Diğer Beğenebileceğin Yazılar
Diyetisyen
Süratli Kilo Verme
‘Nasıl süratli kilo verebilirim?’ ‘hızlı kilo verme yöntemleri’ ‘hızlı kilo verdiren tarifler’.. bahis kilo verme olunca arama motorlarını …
Yayınlanan
3 sene önceüzerinde
Haziran 30, 2022Tarafından
Doktor Makaleleri‘Nasıl süratli kilo verebilirim?’ ‘hızlı kilo verme yöntemleri’ ‘hızlı kilo verdiren tarifler’.. bahis kilo verme olunca arama motorlarını tahminen de en çok meşgul eden başlıklar! Fazla kilolarından şikayetçi birden fazla birey süratlice kilo vermek ve istediği fit bedene ulaşmak için sağlıklı yahut sıhhatsiz birden fazla sistemi deniyor.
Pekala siz bu formüllerle ilgili neler biliyorsunuz? Hangileri sağlıklı? Hangi süratte kilo vermeliyiz? Dikkat edilmesi gereken noktalar neler?
Süratli kilo verme ile ilgili tüm merak edilenler uzman gözüyle bu yazıda!
Nasıl Süratli Kilo Verilir?
Kilo vermek temelde çok kolay bir mantığa dayanır.
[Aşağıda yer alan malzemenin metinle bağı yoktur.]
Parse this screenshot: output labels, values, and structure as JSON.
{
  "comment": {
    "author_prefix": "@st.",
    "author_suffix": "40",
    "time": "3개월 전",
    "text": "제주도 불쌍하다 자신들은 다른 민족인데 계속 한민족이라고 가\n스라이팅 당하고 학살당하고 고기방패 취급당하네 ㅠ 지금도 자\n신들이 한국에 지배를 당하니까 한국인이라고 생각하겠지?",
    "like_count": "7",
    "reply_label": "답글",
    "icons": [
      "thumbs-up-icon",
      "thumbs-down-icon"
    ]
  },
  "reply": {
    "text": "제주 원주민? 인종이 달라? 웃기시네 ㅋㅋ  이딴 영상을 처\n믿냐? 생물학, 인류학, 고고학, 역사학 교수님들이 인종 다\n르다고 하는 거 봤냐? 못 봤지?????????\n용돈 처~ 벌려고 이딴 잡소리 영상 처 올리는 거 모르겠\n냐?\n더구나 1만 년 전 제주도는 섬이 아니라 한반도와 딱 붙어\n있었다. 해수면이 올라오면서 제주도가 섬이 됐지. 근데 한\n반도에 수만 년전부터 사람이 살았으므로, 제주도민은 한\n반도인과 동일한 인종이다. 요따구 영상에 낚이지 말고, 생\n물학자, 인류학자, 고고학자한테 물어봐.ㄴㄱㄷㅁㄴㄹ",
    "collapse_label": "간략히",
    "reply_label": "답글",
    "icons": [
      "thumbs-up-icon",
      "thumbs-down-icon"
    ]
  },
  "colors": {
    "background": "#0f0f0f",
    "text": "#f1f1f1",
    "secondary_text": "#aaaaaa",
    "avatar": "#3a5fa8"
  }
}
Günlük almamız gereken ve harcadığımız kalori ölçüsünden daha az kalori alırsak ‘kalori açığı’ dediğimiz durum oluşur ve kilo kaybı gerçekleşir. Bu kalori açığı denen durumu oluşturmanın pek çok yolu vardır. Kimilerimiz bunun için kendilerini saatlerce aç bırakır, kimilerimiz besin öğelerinden yoksul çok düşük kalorili yiyecek ve içeceklerle beslenir. Süratli kilo verme vaat eden birden fazla diyet programı ve endüstriyel eserler de bunun temeline dayanır.
Süratli Kilo Vermek Sağlıklı mı?
Kilo verme emeli olan bir bireyin dikkat etmesi gereken nokta; kilo verme suratı değil, verilen kilonun ne kadar sağlıklı ve kalıcı olduğu olmalıdır.
Süratli kilo verme uğruna kendimizi aç bırakmak ve öğünleri shake üzere eserlerle geçiştirmek; bizlere birinci etapta süratlice kilo verdirse de verilen kilo mutlaka sağlıklı olmaz. Zira süratli kilo vermek için fazla kalori açığı oluşturulan programlar; lif,vitamin,mineral üzere besin öğelerini kâfi ölçüde içermez ve bedenimizin işleyişi için gereksinimimiz olan protein, karbonhidrat, yağ istikrarını sağlayamazlar.
Sağlıklı kilo vermenin en değerli noktalarından biri; yağ ve kas istikrarının korunmasıdır. Süratli kilo vermek için yapılan şok diyetler yağ oranını düşürmekten fazla önemli oranda kas kaybına sebep olur. Bu da bireyin kilo verse bile sağlıklı beden bileşiminde olmaması demektir.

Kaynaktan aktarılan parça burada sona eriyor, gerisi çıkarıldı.